A group of friends lived in an old, large house in the Government of Riazan, far from civilization. They spent their days hunting, writing, and playing music, but eventually grew bored and quarreled with each other. As Christmas approached, the village came to life with brewing beer and preparations for the holiday.
The friends decided to visit and congratulate their acquaintances, starting with the priest and moving on to other local officials and peasants. They tried to fit in with the local customs, joining in dances and songs, but felt out of place and disconnected from the villagers. The narrator, a painter, was one of the three friends visiting the village.

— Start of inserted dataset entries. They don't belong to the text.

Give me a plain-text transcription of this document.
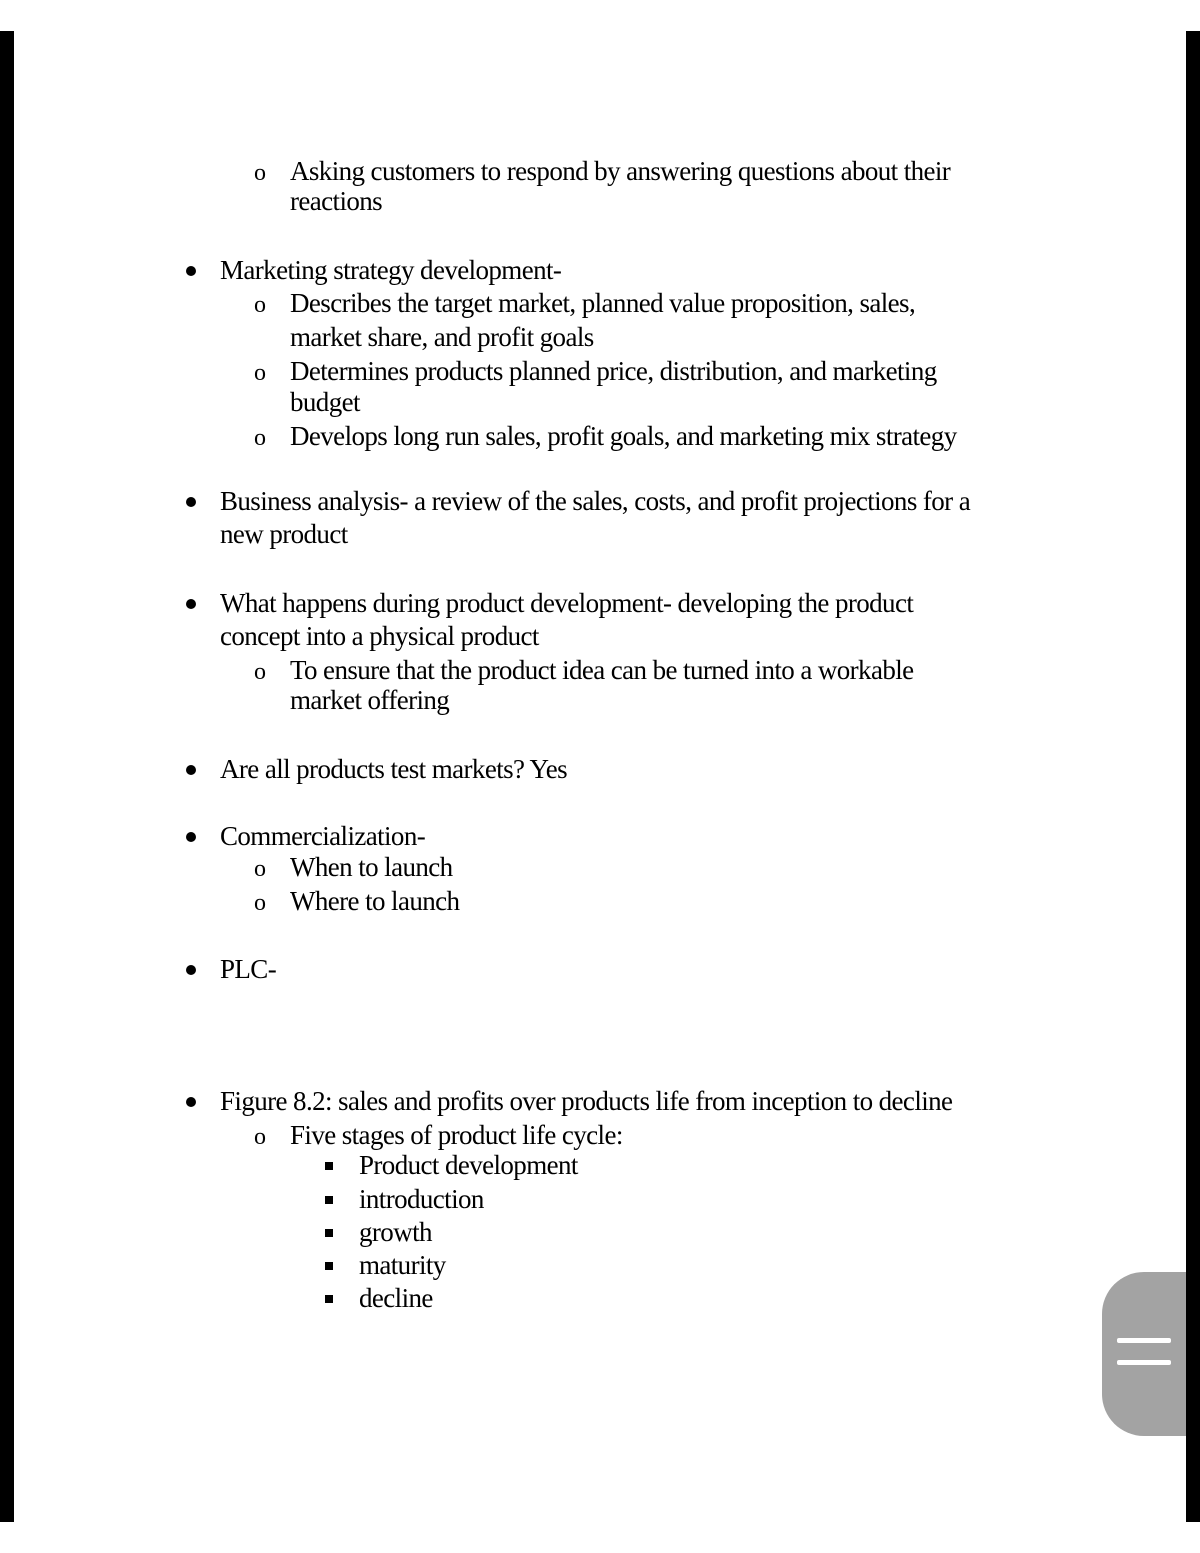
o Asking customers to respond by answering questions about their
reactions
Marketing strategy development-
o Describes the target market, planned value proposition, sales,
market share, and profit goals
o Determines products planned price, distribution, and marketing
budget
o Develops long run sales, profit goals, and marketing mix strategy
Business analysis- a review of the sales, costs, and profit projections for a
new product
What happens during product development- developing the product
concept into a physical product
o To ensure that the product idea can be turned into a workable
market offering
Are all products test markets? Yes
Commercialization-
o When to launch
o Where to launch
PLC-
Figure 8.2: sales and profits over products life from inception to decline
o Five stages of product life cycle:
Product development
introduction
growth
maturity
decline
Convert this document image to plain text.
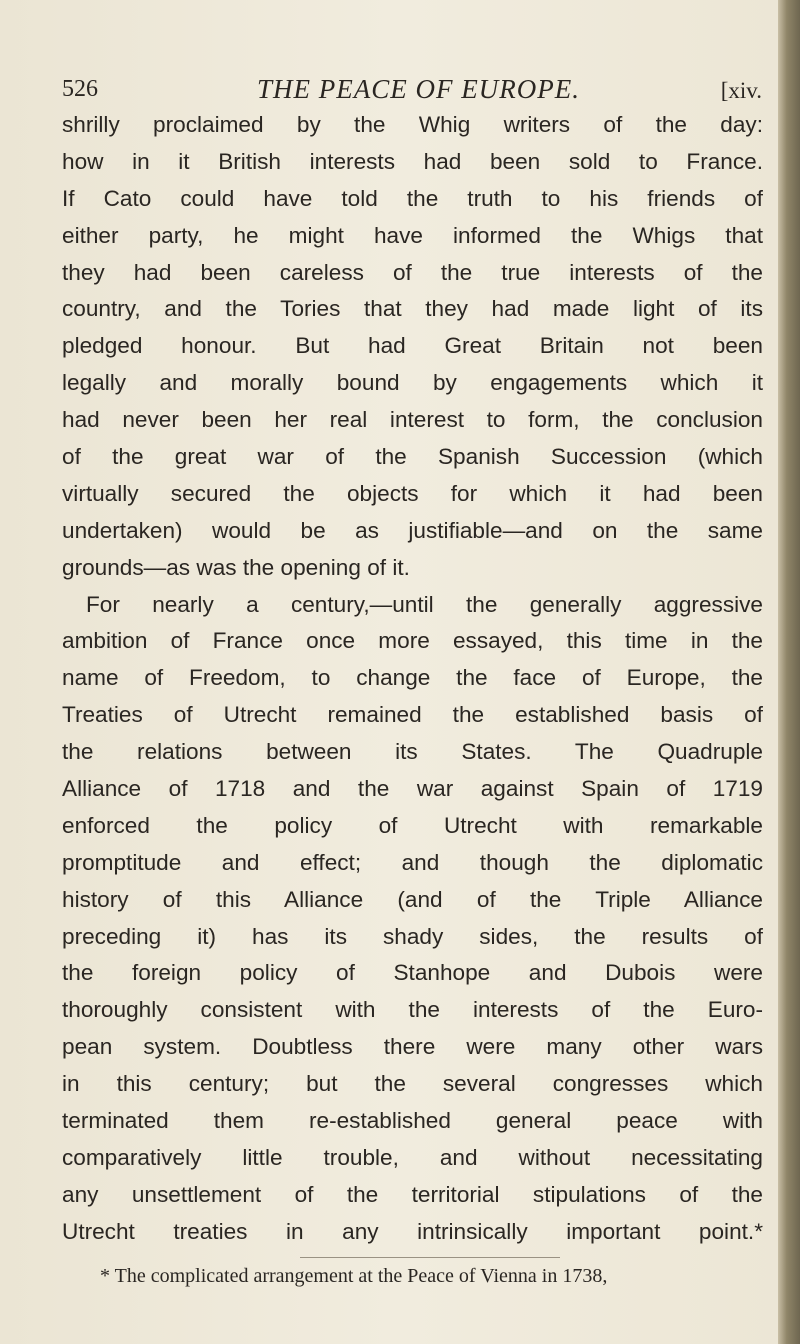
526	THE PEACE OF EUROPE.	[xiv.
shrilly proclaimed by the Whig writers of the day:
how in it British interests had been sold to France.
If Cato could have told the truth to his friends of
either party, he might have informed the Whigs that
they had been careless of the true interests of the
country, and the Tories that they had made light of its
pledged honour. But had Great Britain not been
legally and morally bound by engagements which it
had never been her real interest to form, the conclusion
of the great war of the Spanish Succession (which
virtually secured the objects for which it had been
undertaken) would be as justifiable—and on the same
grounds—as was the opening of it.
For nearly a century,—until the generally aggressive
ambition of France once more essayed, this time in the
name of Freedom, to change the face of Europe, the
Treaties of Utrecht remained the established basis of
the relations between its States. The Quadruple
Alliance of 1718 and the war against Spain of 1719
enforced the policy of Utrecht with remarkable
promptitude and effect; and though the diplomatic
history of this Alliance (and of the Triple Alliance
preceding it) has its shady sides, the results of
the foreign policy of Stanhope and Dubois were
thoroughly consistent with the interests of the Euro-
pean system. Doubtless there were many other wars
in this century; but the several congresses which
terminated them re-established general peace with
comparatively little trouble, and without necessitating
any unsettlement of the territorial stipulations of the
Utrecht treaties in any intrinsically important point.*
* The complicated arrangement at the Peace of Vienna in 1738,
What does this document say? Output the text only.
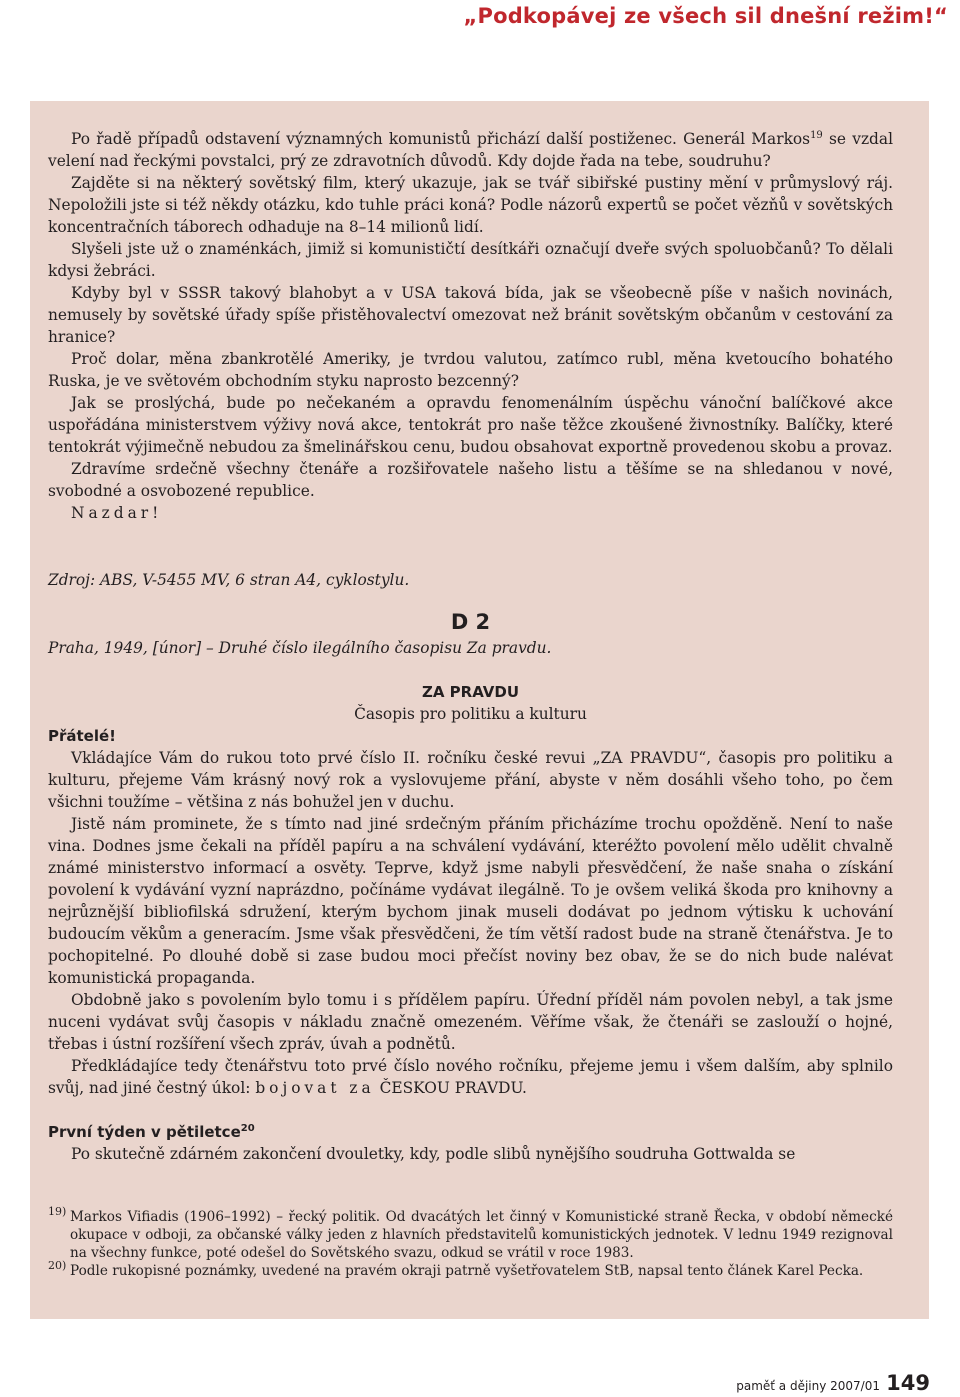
„Podkopávej ze všech sil dnešní režim!“

Po řadě případů odstavení významných komunistů přichází další postiženec. Generál Markos$^{19}$ se vzdal velení nad řeckými povstalci, prý ze zdravotních důvodů. Kdy dojde řada na tebe, soudruhu?

Zajděte si na některý sovětský film, který ukazuje, jak se tvář sibiřské pustiny mění v průmyslový ráj. Nepoložili jste si též někdy otázku, kdo tuhle práci koná? Podle názorů expertů se počet vězňů v sovětských koncentračních táborech odhaduje na 8–14 milionů lidí.

Slyšeli jste už o znaménkách, jimiž si komunističtí desítkáři označují dveře svých spoluobčanů? To dělali kdysi žebráci.

Kdyby byl v SSSR takový blahobyt a v USA taková bída, jak se všeobecně píše v našich novinách, nemusely by sovětské úřady spíše přistěhovalectví omezovat než bránit sovětským občanům v cestování za hranice?

Proč dolar, měna zbankrotělé Ameriky, je tvrdou valutou, zatímco rubl, měna kvetoucího bohatého Ruska, je ve světovém obchodním styku naprosto bezcenný?

Jak se proslýchá, bude po nečekaném a opravdu fenomenálním úspěchu vánoční balíčkové akce uspořádána ministerstvem výživy nová akce, tentokrát pro naše těžce zkoušené živnostníky. Balíčky, které tentokrát výjimečně nebudou za šmelinářskou cenu, budou obsahovat exportně provedenou skobu a provaz.

Zdravíme srdečně všechny čtenáře a rozšiřovatele našeho listu a těšíme se na shledanou v nové, svobodné a osvobozené republice.

Nazdar!

Zdroj: ABS, V-5455 MV, 6 stran A4, cyklostylu.

D 2

Praha, 1949, [únor] – Druhé číslo ilegálního časopisu Za pravdu.

ZA PRAVDU

Časopis pro politiku a kulturu

Přátelé!

Vkládajíce Vám do rukou toto prvé číslo II. ročníku české revui „ZA PRAVDU“, časopis pro politiku a kulturu, přejeme Vám krásný nový rok a vyslovujeme přání, abyste v něm dosáhli všeho toho, po čem všichni toužíme – většina z nás bohužel jen v duchu.

Jistě nám prominete, že s tímto nad jiné srdečným přáním přicházíme trochu opožděně. Není to naše vina. Dodnes jsme čekali na příděl papíru a na schválení vydávání, kteréžto povolení mělo udělit chvalně známé ministerstvo informací a osvěty. Teprve, když jsme nabyli přesvědčení, že naše snaha o získání povolení k vydávání vyzní naprázdno, počínáme vydávat ilegálně. To je ovšem veliká škoda pro knihovny a nejrůznější bibliofilská sdružení, kterým bychom jinak museli dodávat po jednom výtisku k uchování budoucím věkům a generacím. Jsme však přesvědčeni, že tím větší radost bude na straně čtenářstva. Je to pochopitelné. Po dlouhé době si zase budou moci přečíst noviny bez obav, že se do nich bude nalévat komunistická propaganda.

Obdobně jako s povolením bylo tomu i s přídělem papíru. Úřední příděl nám povolen nebyl, a tak jsme nuceni vydávat svůj časopis v nákladu značně omezeném. Věříme však, že čtenáři se zaslouží o hojné, třebas i ústní rozšíření všech zpráv, úvah a podnětů.

Předkládajíce tedy čtenářstvu toto prvé číslo nového ročníku, přejeme jemu i všem dalším, aby splnilo svůj, nad jiné čestný úkol: bojovat za ČESKOU PRAVDU.

První týden v pětiletce$^{20}$

Po skutečně zdárném zakončení dvouletky, kdy, podle slibů nynějšího soudruha Gottwalda se

19) Markos Vifiadis (1906–1992) – řecký politik. Od dvacátých let činný v Komunistické straně Řecka, v období německé okupace v odboji, za občanské války jeden z hlavních představitelů komunistických jednotek. V lednu 1949 rezignoval na všechny funkce, poté odešel do Sovětského svazu, odkud se vrátil v roce 1983.

20) Podle rukopisné poznámky, uvedené na pravém okraji patrně vyšetřovatelem StB, napsal tento článek Karel Pecka.

paměť a dějiny 2007/01 149
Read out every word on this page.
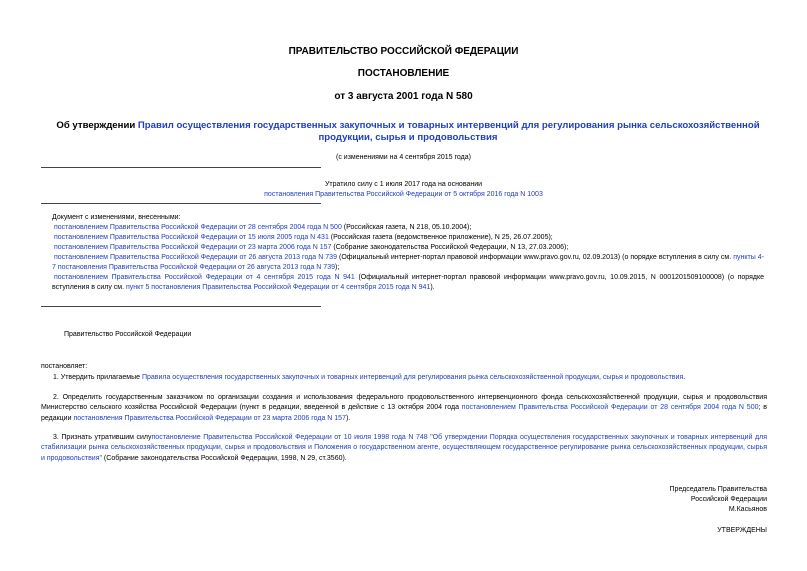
ПРАВИТЕЛЬСТВО РОССИЙСКОЙ ФЕДЕРАЦИИ
ПОСТАНОВЛЕНИЕ
от 3 августа 2001 года N 580
Об утверждении Правил осуществления государственных закупочных и товарных интервенций для регулирования рынка сельскохозяйственной продукции, сырья и продовольствия
(с изменениями на 4 сентября 2015 года)
Утратило силу с 1 июля 2017 года на основании
постановления Правительства Российской Федерации от 5 октября 2016 года N 1003
Документ с изменениями, внесенными:
постановлением Правительства Российской Федерации от 28 сентября 2004 года N 500 (Российская газета, N 218, 05.10.2004);
постановлением Правительства Российской Федерации от 15 июля 2005 года N 431 (Российская газета (ведомственное приложение), N 25, 26.07.2005);
постановлением Правительства Российской Федерации от 23 марта 2006 года N 157 (Собрание законодательства Российской Федерации, N 13, 27.03.2006);
постановлением Правительства Российской Федерации от 26 августа 2013 года N 739 (Официальный интернет-портал правовой информации www.pravo.gov.ru, 02.09.2013) (о порядке вступления в силу см. пункты 4-7 постановления Правительства Российской Федерации от 26 августа 2013 года N 739);
постановлением Правительства Российской Федерации от 4 сентября 2015 года N 941 (Официальный интернет-портал правовой информации www.pravo.gov.ru, 10.09.2015, N 0001201509100008) (о порядке вступления в силу см. пункт 5 постановления Правительства Российской Федерации от 4 сентября 2015 года N 941).
Правительство Российской Федерации
постановляет:
1. Утвердить прилагаемые Правила осуществления государственных закупочных и товарных интервенций для регулирования рынка сельскохозяйственной продукции, сырья и продовольствия.
2. Определить государственным заказчиком по организации создания и использования федерального продовольственного интервенционного фонда сельскохозяйственной продукции, сырья и продовольствия Министерство сельского хозяйства Российской Федерации (пункт в редакции, введенной в действие с 13 октября 2004 года постановлением Правительства Российской Федерации от 28 сентября 2004 года N 500; в редакции постановления Правительства Российской Федерации от 23 марта 2006 года N 157).
3. Признать утратившим силупостановление Правительства Российской Федерации от 10 июля 1998 года N 748 "Об утверждении Порядка осуществления государственных закупочных и товарных интервенций для стабилизации рынка сельскохозяйственных продукции, сырья и продовольствия и Положения о государственном агенте, осуществляющем государственное регулирование рынка сельскохозяйственных продукции, сырья и продовольствия" (Собрание законодательства Российской Федерации, 1998, N 29, ст.3560).
Председатель Правительства
Российской Федерации
М.Касьянов
УТВЕРЖДЕНЫ
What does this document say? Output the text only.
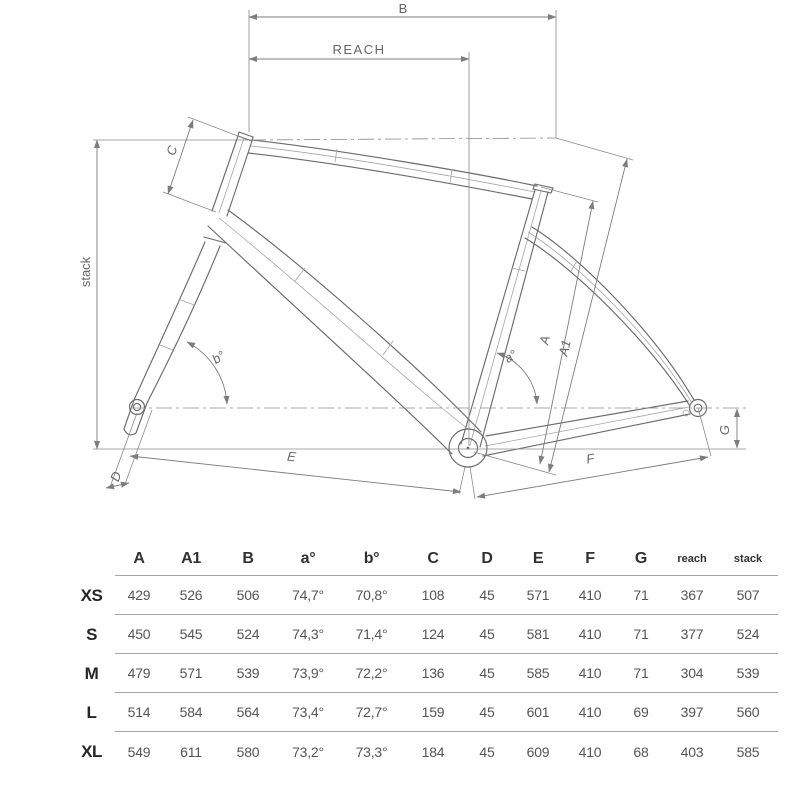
B
REACH
stack
C
b°	a°
A A1
E	F
G
D
A	A1	B	a°	b°	C	D	E	F	G	reach	stack
XS	429	526	506	74,7°	70,8°	108	45	571	410	71	367	507
S	450	545	524	74,3°	71,4°	124	45	581	410	71	377	524
M	479	571	539	73,9°	72,2°	136	45	585	410	71	304	539
L	514	584	564	73,4°	72,7°	159	45	601	410	69	397	560
XL	549	611	580	73,2°	73,3°	184	45	609	410	68	403	585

Valerian Alexandrovitch, a symbolical verse writer, and Vaska, a music enthusiast who enjoys playing Wagner on clavicordia, were the other two friends.
One day, they attended a Christmas entertainment at the local school, where the children performed songs and tableaux. The performance was mostly unremarkable, but one song struck a chord with the friends. It told the story of a grasshopper who sang all summer and was then told to dance all winter, as it had not worked during the warmer months.
You’ve sung your song, you call that doing, You’ve sung the song, then dance the dance.
The friends felt a deep sense of unease and disconnect from the villagers, realizing that their own pursuits and interests were incomprehensible and useless to the people around them. They left the performance in silence, feeling as though the song had pronounced a judgment on their lives.
Three days later, the friends said goodbye and went their separate ways, haunted by the phrase "Then dance the dance." As they traveled, they reflected on the vast divide between themselves and the Russian people, wondering what their own contributions to society would amount to.
God alone knows the destiny of the Russian people. … Well, I suppose, if it should be necessary, we’ll dance it!
They acknowledged that if necessary, they would indeed "dance the dance," but the thought remained a troubling and persistent reminder of their disconnection from the world around them.